Je lève la tête pour apercevoir le même jeune homme qui m’observait à la fin de mon exposé. Comme pour l’amphithéâtre, il disparaît sans demander son reste, se perdant dans la foule d’étudiants pressés.

— La politesse se perd, grogne Méline tout en se relevant.

— Merci, lui dis-je en rangeant ce que nous avons ramassé dans mon sac.

— T’as fini ? Il me reste encore un cours avant de rentrer.

— Oui, je vais prendre le bus, là.

— OK, on se retrouve ce soir, à la coloc ? J’ai un petit film à vous faire voir, vous m’en direz des nouvelles !

La jeune femme brune embrasse le bout de ses doigts dans un geste très rital, ce qu’elle n’est pas du tout, avant de tourner les talons et de rejoindre d’autres étudiants de son niveau.
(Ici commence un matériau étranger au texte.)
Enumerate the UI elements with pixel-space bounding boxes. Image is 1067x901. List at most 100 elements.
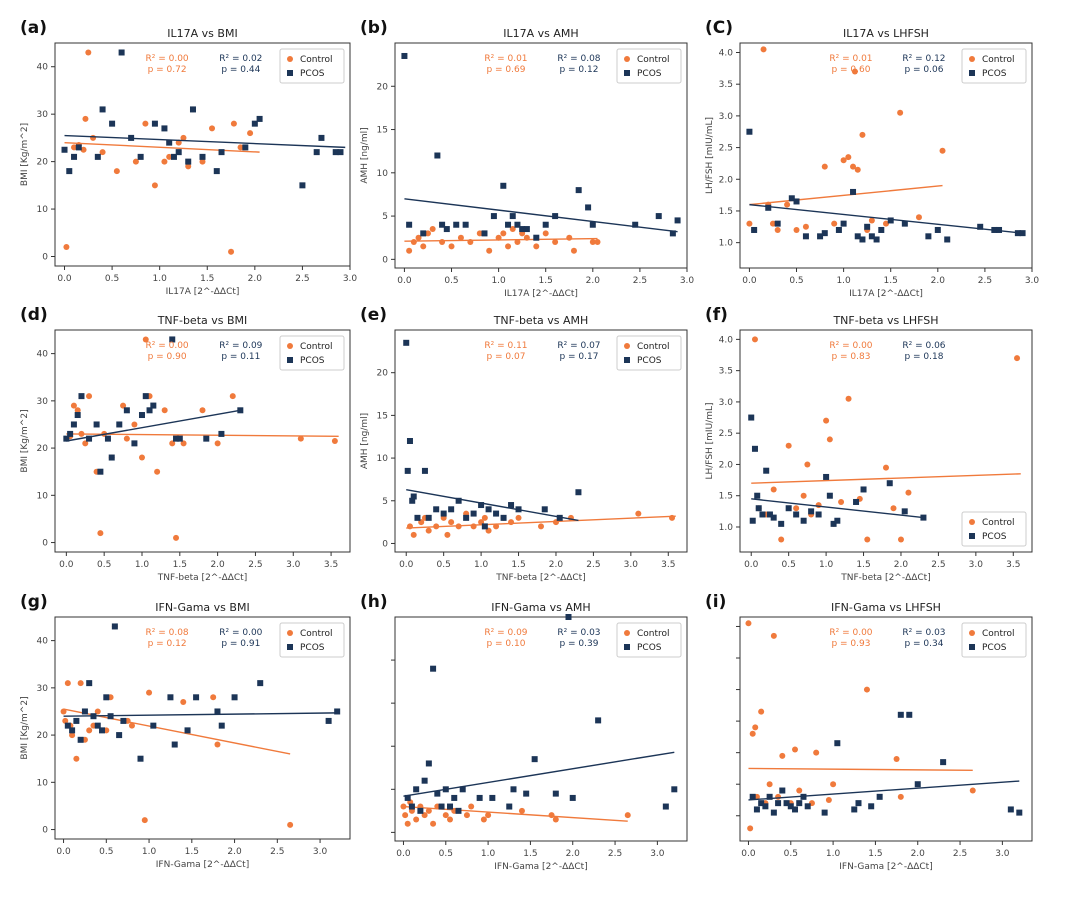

Je l’observe un moment avant de la perdre de vue. Avec ses cheveux sombres coupés au carré, sa veste en cuir marron et son jean sombre moulant, elle a tout l’air d’une motarde. Sans bécane. Eh oui, elle prend le bus comme moi, mais je crois qu’elle a son permis A et qu’elle économise pour s’acheter un petit bijou à deux roues.

Le jour où elle l’aura…

Je sais déjà ce qu’elle voudra : que je monte avec elle, ce à quoi je ne saurai pas dire non et j’aurai la peur de ma vie !

Mais ce n’est pas le moment de songer à un moment qui n’est pas encore arrivé.

Je croule sous le travail personnel, mon trajet en bus de cinquante minutes va me permettre d’avancer un peu. Mes parents ont fait leur possible pour me trouver un logement plus près de Rennes, mais ils n’ont pas eu d’autre choix que de m’installer dans une colocation à Concoret en raison du budget.

Ce qui me va très bien, car ainsi je suis en pleine campagne, comme avant. Même si j’apprécie la ville, c’est vraiment à petites doses.

Je me mets à courir pour ne pas rater le bus. Il est déjà dix-sept heures et si je veux pouvoir profiter encore un peu de la lumière du soleil, il faut que je me dépêche.

Au moment où j’arrive dans la file d’étudiants qui va monter, une main avec un tatouage foncé surgit devant moi.

— Tu as laissé tomber ça, déclare une voix mature que je ne connais pas.

Mes yeux remontent de l’arabesque sombre entourant le pouce de mon interlocuteur jusqu’à son visage et je le reconnais.

Le jeune homme du cours d’histoire.

Plus grand d’une bonne tête, les épaules carrées, il est un subtil mélange entre un sportif et un rockeur. Ses cheveux sombres en bataille font ressortir la couleur de ses yeux clairs qui caressent d’abord mon cou avant de se poser sur mes prunelles.

Je n’avais pas fait attention, mais le dessin sur son corps a l’air de se prolonger jusqu’à sa mâchoire. C’est… original. Je me demande même s’il s’agit de la même pièce, ce qui me pétrifie.Mais pourquoi je pense à ça, moi ?

— M-Merci, bégayé-je en attrapant la feuille qu’il me tend.

Dès que mes doigts se posent sur la feuille, il fait demi-tour et disparaît aussi vite qu’il est apparu.

Il s’agit d’une de mes pages de notes pour mon exposé.

Écrit en rouge en plein milieu, en lettres capitales, le mot « péquenaude » m’arrache un soupir.